Cat weight / Serving size:
2 kg / 100 g
2.5 kg / 120 g
3 kg / 140 g
4 kg / 190 g
4.5 kg / 210 g
5 kg / 240 g
For more information, check out the Choice article. Then Google as much as possible - and relish in the somewhat conflicting information and lack of official dietary advice.
Labels: Green Tips



2 Comments:
Interesting tidbit I learned this semester- the food that manufacturers are most careful about with regard to the nutrient balance is pet food. Why? Because many animals spend their whole life essentially eating the one thing, meaning that any deficiency in the food would soon be showing up in the form of malnourished and/or dying pets- not good PR!
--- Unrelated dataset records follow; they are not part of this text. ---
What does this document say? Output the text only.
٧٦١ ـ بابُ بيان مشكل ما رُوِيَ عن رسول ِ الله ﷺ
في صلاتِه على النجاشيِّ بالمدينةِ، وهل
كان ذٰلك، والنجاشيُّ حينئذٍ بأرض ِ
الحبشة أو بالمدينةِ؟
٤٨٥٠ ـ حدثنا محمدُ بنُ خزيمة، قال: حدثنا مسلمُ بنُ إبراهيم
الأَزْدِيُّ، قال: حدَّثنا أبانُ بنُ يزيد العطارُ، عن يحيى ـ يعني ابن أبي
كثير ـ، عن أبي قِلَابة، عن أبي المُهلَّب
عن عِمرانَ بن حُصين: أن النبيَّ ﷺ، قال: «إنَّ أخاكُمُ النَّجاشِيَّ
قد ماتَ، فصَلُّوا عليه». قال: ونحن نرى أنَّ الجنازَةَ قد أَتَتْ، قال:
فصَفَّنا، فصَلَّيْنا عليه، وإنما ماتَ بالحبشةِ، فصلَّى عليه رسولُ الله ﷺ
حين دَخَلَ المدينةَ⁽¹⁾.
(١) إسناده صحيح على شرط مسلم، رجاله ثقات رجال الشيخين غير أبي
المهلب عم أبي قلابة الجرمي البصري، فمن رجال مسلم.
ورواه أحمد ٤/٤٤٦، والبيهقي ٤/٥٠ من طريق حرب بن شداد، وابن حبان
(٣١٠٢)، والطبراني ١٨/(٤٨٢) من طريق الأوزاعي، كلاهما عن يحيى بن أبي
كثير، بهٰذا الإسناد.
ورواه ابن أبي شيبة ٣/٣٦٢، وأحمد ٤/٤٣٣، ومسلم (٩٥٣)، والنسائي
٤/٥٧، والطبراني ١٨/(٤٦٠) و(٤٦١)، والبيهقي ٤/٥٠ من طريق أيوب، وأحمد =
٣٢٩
And our cat wouldn't eat that... he is bizarrely fussy. Doesn't particularly like 'messy' wet foods unless a small morsel is presented on the palm of a human hand. He has a habit of asking for more and then preferring to walk away and leave the last piece untouched. I hope that when we get a dog (about the same time as we get a backyard, I suppose- a distant dream) it won't be so damn fussy. I've owned rabbits that were bigger carnivores than Feifei.
Excellent, I was hoping you'd know something about the nutritional side of it.
But, I think that manufacturers emphasis on nutrient balance, is more a reflection on the horrid shit we humans manage to sustain ourselves on. (And the good stuff, let's face it, doesn't have anything to do with manufacturing.)
My less food-obsessed Lab (he's a Staffy cross) wolfed his home-made food down - it's the only food he'll eat quickly. (Apart from that time I gave them steaks as a treat.)